I was no longer having fun.

"You don't know what it's like to be me," I said, already pissed.

"No, I don't…because I don't go around sucking guys' dicks all night. You're so disgusting. You think these are really something to be proud of?" he said, pointing to the bracelets.

"I'd rather have some fun than sit home and think about how much of a loser I am," I told him.

"Is this fun for you Emma?" he asked, pressing his lips against mine. The kiss was too hard and forceful.

"Stop it," I cried.

"Or how about this." He reached up under my skirt and pulled my underwear down.

"Don't," I said, tears spilling down my face.

"Don't you want to know what it feels like to be a full blown whore? You're already on your way…" he trailed off as he pulled his pants and underwear down in one swift movement.

I lunged for the door, but he caught me and pinned me down.

"Please," I said, trying one last time to get through to him.

It didn't work.

"Who's gonna save you now?"

I felt a sharp pain as he slammed himself into me. I cried out but no one could hear me.

He kept doing it again and again.

When he was finished, I felt something slam into the side of my head.

Everything went black.

I have no idea how much time had passed when I woke up. But I wasn't in the van. I was in my own bed.

And I don't know how I got there.

I reached up and felt dried blood on my head. I think I was hit by an empty beer bottle.

I tried to get up, but I hurt all over. I could barely move and I didn't even want to think about having to go to the bathroom.

Still in the same clothes, I slowly pulled them off. There was blood on my underwear and skirt. Should I go to the police?

No way! Then my parents would find out. I don't need more people hating me. I can hate myself just fine.

I didn't have any strength to get up and find something to wear, so I just lay there naked under the blankets.

But what if he came back?

I cried myself back to sleep.

A/N: I'm not sure if Rick said that exact thing to Emma, but I think he said something along the lines of it at one point. The title and lyrics are from "Tortures of the Damned" by Bayside and they own it. Who do you think raped Emma? It won't come out for awhile.

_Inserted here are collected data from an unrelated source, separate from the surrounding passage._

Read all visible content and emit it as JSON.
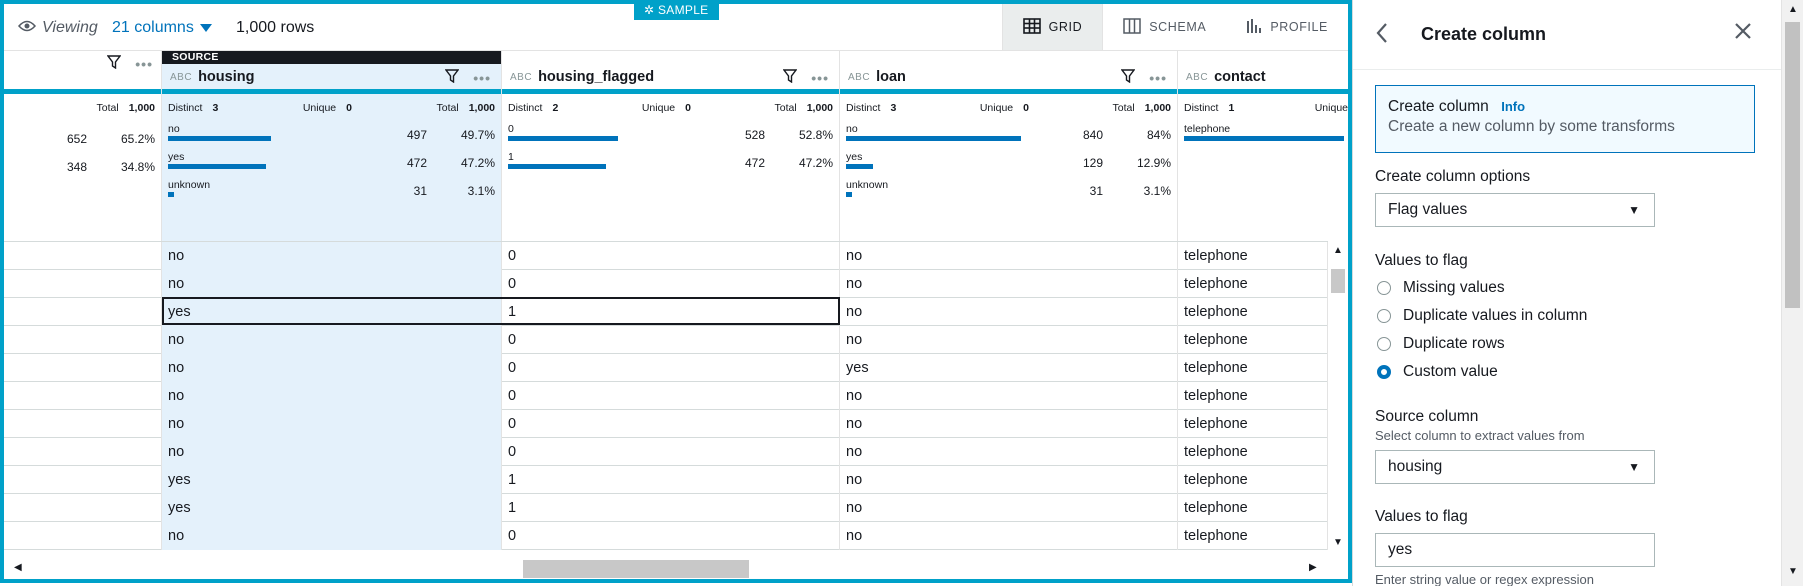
{
  "toolbar": {
    "viewing_label": "Viewing",
    "columns_label": "21 columns",
    "rows_label": "1,000 rows",
    "sample_badge": "SAMPLE",
    "views": [
      {
        "label": "GRID",
        "active": true,
        "icon": "grid-icon"
      },
      {
        "label": "SCHEMA",
        "active": false,
        "icon": "schema-icon"
      },
      {
        "label": "PROFILE",
        "active": false,
        "icon": "profile-icon"
      }
    ]
  },
  "columns": [
    {
      "name": "",
      "type": "",
      "source": false,
      "stats": {
        "distinct_label": "",
        "distinct": "",
        "unique_label": "",
        "unique": "",
        "total_label": "Total",
        "total": "1,000"
      },
      "distribution": [
        {
          "label": "",
          "count": "652",
          "pct": "65.2%",
          "fraction": 0.652
        },
        {
          "label": "",
          "count": "348",
          "pct": "34.8%",
          "fraction": 0.348
        }
      ]
    },
    {
      "name": "housing",
      "type": "ABC",
      "source": true,
      "source_label": "SOURCE",
      "stats": {
        "distinct_label": "Distinct",
        "distinct": "3",
        "unique_label": "Unique",
        "unique": "0",
        "total_label": "Total",
        "total": "1,000"
      },
      "distribution": [
        {
          "label": "no",
          "count": "497",
          "pct": "49.7%",
          "fraction": 0.497
        },
        {
          "label": "yes",
          "count": "472",
          "pct": "47.2%",
          "fraction": 0.472
        },
        {
          "label": "unknown",
          "count": "31",
          "pct": "3.1%",
          "fraction": 0.031
        }
      ]
    },
    {
      "name": "housing_flagged",
      "type": "ABC",
      "source": false,
      "stats": {
        "distinct_label": "Distinct",
        "distinct": "2",
        "unique_label": "Unique",
        "unique": "0",
        "total_label": "Total",
        "total": "1,000"
      },
      "distribution": [
        {
          "label": "0",
          "count": "528",
          "pct": "52.8%",
          "fraction": 0.528
        },
        {
          "label": "1",
          "count": "472",
          "pct": "47.2%",
          "fraction": 0.472
        }
      ]
    },
    {
      "name": "loan",
      "type": "ABC",
      "source": false,
      "stats": {
        "distinct_label": "Distinct",
        "distinct": "3",
        "unique_label": "Unique",
        "unique": "0",
        "total_label": "Total",
        "total": "1,000"
      },
      "distribution": [
        {
          "label": "no",
          "count": "840",
          "pct": "84%",
          "fraction": 0.84
        },
        {
          "label": "yes",
          "count": "129",
          "pct": "12.9%",
          "fraction": 0.129
        },
        {
          "label": "unknown",
          "count": "31",
          "pct": "3.1%",
          "fraction": 0.031
        }
      ]
    },
    {
      "name": "contact",
      "type": "ABC",
      "source": false,
      "stats": {
        "distinct_label": "Distinct",
        "distinct": "1",
        "unique_label": "Unique",
        "unique": "",
        "total_label": "",
        "total": ""
      },
      "distribution": [
        {
          "label": "telephone",
          "count": "",
          "pct": "",
          "fraction": 1.0
        }
      ]
    }
  ],
  "rows": [
    [
      "",
      "no",
      "0",
      "no",
      "telephone"
    ],
    [
      "",
      "no",
      "0",
      "no",
      "telephone"
    ],
    [
      "",
      "yes",
      "1",
      "no",
      "telephone"
    ],
    [
      "",
      "no",
      "0",
      "no",
      "telephone"
    ],
    [
      "",
      "no",
      "0",
      "yes",
      "telephone"
    ],
    [
      "",
      "no",
      "0",
      "no",
      "telephone"
    ],
    [
      "",
      "no",
      "0",
      "no",
      "telephone"
    ],
    [
      "",
      "no",
      "0",
      "no",
      "telephone"
    ],
    [
      "",
      "yes",
      "1",
      "no",
      "telephone"
    ],
    [
      "",
      "yes",
      "1",
      "no",
      "telephone"
    ],
    [
      "",
      "no",
      "0",
      "no",
      "telephone"
    ]
  ],
  "panel": {
    "title": "Create column",
    "info_title": "Create column",
    "info_link": "Info",
    "info_desc": "Create a new column by some transforms",
    "options_label": "Create column options",
    "options_value": "Flag values",
    "values_to_flag_label": "Values to flag",
    "radios": [
      {
        "label": "Missing values",
        "checked": false
      },
      {
        "label": "Duplicate values in column",
        "checked": false
      },
      {
        "label": "Duplicate rows",
        "checked": false
      },
      {
        "label": "Custom value",
        "checked": true
      }
    ],
    "source_column_label": "Source column",
    "source_column_hint": "Select column to extract values from",
    "source_column_value": "housing",
    "flag_values_label": "Values to flag",
    "flag_values_value": "yes",
    "flag_values_hint": "Enter string value or regex expression"
  },
  "colors": {
    "accent": "#00a1c9",
    "bar": "#0073bb",
    "source_bg": "#e4f1fb"
  }
}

Qtpye: Thanks so much! I wish I could get a book published...I actually have started about three of them...but I never finish.

Anon: Honestly, if you don't like the story, don't read it. I'm not going to stop writing it because one person, especially you, doesn't like it. You can have your own opinion, but stop wasting my time and yours by sending pointless reviews. There's no reason to even bash a fic after two chapters.